Pressure Makes Diamonds: Becoming the Woman I Pretended to Be
This is an inspirational memoir about a determined woman who faked it till she made it—and made it big.
Valerie Graves Akashic Books Softcover $15.95 (288pp) 978-1-61775-493-7
Pressure Makes Diamonds is Valerie Graves’s memoir, a story about an accomplished woman who is the epitome of grit.
Graves always knew that she would leave her modest Michigan surroundings and achieve success; until she did, though, she would act as if she were already there. She was surprised to become a teenage mother, but still determined to make a better life for herself, so she worked, went to college, and embarked on a career in advertising. She eventually worked as a copy editor, a chief creative officer at an ad agency, and as a vice president at Motown.
Pressure Makes Diamonds is made up of four parts with interesting chapter titles like “Mom Drops the Nuclear Family Bomb” and “Big Pimpin’ in the Big Apple.” It covers Valerie’s childhood through the present but sometimes feels overloaded with anecdotes that slow its pace.
Vivid details and thoughtful reflective statements draw out Graves’s unique experiences. She relates encounters with celebrities and important brands, though these are somewhat buried near the end of her book, coming after tangential stories about moving in with different friends, working at a hospital, and maneuvering various relationships, both romantic and familial.

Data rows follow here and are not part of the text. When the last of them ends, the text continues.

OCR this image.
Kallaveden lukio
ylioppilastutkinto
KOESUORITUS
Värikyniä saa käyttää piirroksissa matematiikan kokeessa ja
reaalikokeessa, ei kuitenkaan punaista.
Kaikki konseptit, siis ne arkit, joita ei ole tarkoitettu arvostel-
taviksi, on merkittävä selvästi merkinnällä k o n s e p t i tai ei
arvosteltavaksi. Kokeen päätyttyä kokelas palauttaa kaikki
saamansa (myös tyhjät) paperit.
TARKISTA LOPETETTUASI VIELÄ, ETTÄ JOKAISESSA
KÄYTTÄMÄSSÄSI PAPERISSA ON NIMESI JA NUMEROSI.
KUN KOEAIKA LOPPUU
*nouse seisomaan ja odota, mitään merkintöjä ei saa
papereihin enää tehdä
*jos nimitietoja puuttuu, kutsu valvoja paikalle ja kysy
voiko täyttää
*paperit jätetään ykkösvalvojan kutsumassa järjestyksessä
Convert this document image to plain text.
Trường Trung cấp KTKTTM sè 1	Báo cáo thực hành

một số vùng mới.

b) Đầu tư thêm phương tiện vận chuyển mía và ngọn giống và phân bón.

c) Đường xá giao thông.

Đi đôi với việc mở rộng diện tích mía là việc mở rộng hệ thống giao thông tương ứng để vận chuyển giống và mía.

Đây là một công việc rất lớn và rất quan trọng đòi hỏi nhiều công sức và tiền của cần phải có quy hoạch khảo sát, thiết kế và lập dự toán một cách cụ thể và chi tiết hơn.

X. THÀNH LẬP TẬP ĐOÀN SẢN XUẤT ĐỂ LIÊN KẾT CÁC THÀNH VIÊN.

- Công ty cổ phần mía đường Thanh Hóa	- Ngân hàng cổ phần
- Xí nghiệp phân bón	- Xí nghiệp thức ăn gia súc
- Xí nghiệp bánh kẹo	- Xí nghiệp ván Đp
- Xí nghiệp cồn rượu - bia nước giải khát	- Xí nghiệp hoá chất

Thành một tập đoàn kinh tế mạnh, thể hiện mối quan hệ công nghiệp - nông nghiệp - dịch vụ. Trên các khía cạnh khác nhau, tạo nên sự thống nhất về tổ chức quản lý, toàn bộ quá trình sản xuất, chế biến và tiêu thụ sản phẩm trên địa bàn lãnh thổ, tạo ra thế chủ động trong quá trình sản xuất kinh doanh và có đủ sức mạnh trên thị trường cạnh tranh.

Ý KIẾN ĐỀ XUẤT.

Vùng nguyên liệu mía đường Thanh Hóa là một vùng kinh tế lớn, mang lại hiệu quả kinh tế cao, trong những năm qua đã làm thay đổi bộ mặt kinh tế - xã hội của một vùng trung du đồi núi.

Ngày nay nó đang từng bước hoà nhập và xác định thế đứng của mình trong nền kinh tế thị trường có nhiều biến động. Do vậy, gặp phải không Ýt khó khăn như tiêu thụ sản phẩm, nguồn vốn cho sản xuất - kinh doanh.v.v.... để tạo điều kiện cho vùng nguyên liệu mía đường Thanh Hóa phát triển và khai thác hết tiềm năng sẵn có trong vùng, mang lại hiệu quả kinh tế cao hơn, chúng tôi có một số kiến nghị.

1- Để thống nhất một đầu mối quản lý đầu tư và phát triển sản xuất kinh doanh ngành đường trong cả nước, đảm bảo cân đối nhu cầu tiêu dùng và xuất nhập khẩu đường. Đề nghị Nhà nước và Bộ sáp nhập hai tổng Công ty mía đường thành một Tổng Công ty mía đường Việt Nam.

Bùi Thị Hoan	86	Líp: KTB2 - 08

Though the mention of the civil rights, women’s, and Black Power movements are glossed over, Graves’s own perspectives of black culture—based on internalized racism and colorism on one hand, and pride and love on the other— are compelling. She draws on her experiences and evolving points of view related to black culture when she creates ads aimed at black consumers. There is a tension here that is not fully explored but that remains a subtle theme throughout. Whether recalling the guilt she felt as a working, absentee parent, or how she came to adopt new-age thinking, the author’s storytelling skills and use of humor, imagery, and figurative language is noteworthy.
At an early age, Valerie decided she would fake it until she made it. Now a success by most standards, she no longer has to pretend.